Lisa arrives to a very tidy office. Her redwood-colored bookshelves are filled with white binders labeled for different subjects of law, finances, and general records. Near the window stands a lamp with a small plastic cross tied to the knob to switch the lamp on and off. The cross is from Dollar General, as the barcode sticker still on its back shows. On a pale, slightly yellow wall across from Lisa’s desk hangs a sign bearing a reminder that all things are possible through Christ.

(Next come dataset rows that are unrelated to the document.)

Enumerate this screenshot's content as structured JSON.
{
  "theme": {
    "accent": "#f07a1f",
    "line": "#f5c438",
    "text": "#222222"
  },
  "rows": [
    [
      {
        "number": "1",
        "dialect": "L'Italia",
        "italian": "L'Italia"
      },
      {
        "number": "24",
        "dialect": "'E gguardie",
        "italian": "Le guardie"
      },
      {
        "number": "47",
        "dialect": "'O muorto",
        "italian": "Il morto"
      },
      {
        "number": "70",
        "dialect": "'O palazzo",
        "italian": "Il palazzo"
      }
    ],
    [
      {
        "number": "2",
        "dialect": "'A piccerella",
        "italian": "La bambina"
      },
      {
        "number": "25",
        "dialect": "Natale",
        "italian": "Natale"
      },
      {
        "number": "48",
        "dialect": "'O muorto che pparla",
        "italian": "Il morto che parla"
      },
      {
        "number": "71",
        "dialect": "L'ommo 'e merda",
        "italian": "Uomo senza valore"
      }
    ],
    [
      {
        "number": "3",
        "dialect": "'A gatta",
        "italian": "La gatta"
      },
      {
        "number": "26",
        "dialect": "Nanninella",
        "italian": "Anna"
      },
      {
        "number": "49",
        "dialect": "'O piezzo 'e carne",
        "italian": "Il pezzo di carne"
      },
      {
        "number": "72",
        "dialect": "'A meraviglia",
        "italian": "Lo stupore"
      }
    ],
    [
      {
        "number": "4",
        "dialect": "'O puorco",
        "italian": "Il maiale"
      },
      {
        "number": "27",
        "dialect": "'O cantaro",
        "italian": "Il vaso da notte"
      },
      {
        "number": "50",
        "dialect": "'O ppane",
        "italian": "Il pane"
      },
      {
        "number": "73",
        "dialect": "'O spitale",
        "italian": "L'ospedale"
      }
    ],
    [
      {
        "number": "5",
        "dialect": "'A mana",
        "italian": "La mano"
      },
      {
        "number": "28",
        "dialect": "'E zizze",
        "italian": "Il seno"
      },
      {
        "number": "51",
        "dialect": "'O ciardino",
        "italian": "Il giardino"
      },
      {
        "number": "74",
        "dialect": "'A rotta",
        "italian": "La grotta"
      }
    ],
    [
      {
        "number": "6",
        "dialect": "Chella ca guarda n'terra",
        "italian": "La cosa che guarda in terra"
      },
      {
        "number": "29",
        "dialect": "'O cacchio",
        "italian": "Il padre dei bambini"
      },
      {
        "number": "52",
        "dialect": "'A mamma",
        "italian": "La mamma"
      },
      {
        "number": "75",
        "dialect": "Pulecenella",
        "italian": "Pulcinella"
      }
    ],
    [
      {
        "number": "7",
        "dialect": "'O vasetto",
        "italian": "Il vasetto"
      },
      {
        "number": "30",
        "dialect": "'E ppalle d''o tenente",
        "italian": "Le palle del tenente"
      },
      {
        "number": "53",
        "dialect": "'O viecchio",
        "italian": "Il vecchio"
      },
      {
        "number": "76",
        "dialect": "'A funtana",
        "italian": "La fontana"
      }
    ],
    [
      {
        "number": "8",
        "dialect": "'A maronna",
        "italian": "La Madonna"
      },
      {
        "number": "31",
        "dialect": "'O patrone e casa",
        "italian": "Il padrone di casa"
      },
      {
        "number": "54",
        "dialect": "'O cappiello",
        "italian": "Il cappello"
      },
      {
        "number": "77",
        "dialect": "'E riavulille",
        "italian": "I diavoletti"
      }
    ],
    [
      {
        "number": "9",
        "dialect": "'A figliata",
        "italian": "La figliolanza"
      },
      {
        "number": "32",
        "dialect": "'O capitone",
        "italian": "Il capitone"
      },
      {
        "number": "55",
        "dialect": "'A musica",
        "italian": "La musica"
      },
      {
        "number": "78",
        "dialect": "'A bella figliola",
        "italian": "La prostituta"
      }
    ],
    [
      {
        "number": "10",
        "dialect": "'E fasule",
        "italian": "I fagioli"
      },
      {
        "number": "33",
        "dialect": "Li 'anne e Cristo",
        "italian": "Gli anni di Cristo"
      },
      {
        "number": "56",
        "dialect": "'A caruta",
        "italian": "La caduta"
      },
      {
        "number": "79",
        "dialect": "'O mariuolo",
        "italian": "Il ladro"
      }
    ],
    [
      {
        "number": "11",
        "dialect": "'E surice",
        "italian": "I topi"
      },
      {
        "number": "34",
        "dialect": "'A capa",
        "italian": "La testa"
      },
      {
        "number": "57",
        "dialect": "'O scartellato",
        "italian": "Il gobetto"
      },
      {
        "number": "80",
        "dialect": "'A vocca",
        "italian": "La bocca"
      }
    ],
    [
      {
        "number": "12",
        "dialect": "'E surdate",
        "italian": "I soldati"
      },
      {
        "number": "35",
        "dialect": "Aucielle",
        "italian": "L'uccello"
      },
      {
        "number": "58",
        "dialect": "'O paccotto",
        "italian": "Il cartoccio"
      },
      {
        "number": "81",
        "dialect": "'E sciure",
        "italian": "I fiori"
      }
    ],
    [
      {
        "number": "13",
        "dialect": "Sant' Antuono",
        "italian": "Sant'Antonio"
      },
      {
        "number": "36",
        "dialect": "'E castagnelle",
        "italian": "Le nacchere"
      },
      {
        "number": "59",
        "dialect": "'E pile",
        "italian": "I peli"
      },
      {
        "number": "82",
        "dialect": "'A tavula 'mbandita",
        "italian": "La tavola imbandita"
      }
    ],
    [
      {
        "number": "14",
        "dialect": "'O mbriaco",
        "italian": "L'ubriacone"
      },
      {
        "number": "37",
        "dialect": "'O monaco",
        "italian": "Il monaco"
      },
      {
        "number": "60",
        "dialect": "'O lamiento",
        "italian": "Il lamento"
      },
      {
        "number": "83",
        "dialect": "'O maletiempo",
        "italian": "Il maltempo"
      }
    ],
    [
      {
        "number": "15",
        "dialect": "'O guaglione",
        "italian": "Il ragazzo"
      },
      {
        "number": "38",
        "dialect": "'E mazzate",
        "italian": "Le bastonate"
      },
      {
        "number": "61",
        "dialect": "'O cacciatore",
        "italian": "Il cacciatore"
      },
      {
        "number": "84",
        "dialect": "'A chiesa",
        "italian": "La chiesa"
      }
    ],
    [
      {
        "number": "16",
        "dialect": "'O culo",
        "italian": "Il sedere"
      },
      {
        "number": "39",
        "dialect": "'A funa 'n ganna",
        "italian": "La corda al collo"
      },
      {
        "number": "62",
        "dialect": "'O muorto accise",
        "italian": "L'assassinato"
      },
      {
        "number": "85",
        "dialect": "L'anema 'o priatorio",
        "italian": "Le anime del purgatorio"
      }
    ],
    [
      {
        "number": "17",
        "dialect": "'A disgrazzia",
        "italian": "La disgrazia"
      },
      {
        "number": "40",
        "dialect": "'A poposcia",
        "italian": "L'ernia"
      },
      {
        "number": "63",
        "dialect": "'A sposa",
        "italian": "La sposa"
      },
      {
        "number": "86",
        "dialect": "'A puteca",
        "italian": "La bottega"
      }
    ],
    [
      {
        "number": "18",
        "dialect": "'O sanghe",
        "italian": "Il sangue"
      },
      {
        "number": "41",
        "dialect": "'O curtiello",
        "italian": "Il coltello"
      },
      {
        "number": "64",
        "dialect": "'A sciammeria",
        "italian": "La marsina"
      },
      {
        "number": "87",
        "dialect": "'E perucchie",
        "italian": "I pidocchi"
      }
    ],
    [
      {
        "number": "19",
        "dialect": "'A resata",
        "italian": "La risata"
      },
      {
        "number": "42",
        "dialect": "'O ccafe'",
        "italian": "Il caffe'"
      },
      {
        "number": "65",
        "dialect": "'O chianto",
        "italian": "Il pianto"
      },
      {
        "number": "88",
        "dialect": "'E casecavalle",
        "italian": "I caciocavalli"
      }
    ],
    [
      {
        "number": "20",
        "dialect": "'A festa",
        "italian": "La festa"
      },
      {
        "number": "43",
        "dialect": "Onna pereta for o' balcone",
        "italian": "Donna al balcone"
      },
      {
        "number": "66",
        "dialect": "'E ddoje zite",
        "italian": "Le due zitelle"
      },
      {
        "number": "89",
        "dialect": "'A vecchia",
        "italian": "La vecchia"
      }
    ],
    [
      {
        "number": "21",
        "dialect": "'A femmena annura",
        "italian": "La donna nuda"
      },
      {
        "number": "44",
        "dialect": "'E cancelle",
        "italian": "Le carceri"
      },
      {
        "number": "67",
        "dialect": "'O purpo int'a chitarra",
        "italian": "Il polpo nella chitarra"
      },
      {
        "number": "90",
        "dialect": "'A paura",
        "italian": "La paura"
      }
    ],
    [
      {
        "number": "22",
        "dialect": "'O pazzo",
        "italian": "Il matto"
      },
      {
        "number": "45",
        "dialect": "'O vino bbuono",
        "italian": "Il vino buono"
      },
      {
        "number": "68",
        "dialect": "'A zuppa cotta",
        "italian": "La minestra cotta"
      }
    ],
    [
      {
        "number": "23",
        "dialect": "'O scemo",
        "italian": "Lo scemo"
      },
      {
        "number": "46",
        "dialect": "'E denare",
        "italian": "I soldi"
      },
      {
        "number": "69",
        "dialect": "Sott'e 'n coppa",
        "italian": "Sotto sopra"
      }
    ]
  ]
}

Leslie Hatcher, interim center director of the new facility in Anderson, is at the Muncie center today. Before coming to work, she’d already answered two calls for the 24-Hour Care Line provided by First Choice for women who have no one else to call. One call was from a mother who recently found out her daughter was pregnant. She told Leslie that her daughter trusted First Choice and wanted to come in and talk about her options.
Around 40 people would come to First Choice that week for anything from pregnancy tests to counseling sessions to ultrasounds to baby supplies to parenting lessons. None of them would pay anything for it.
The pro-life, pro-choice debate has been one of the most divisive political issues in American history. The debate takes stage in churches, on bumper stickers, in television shows—most people seem to have opinions on whether or not women have a right to get abortions.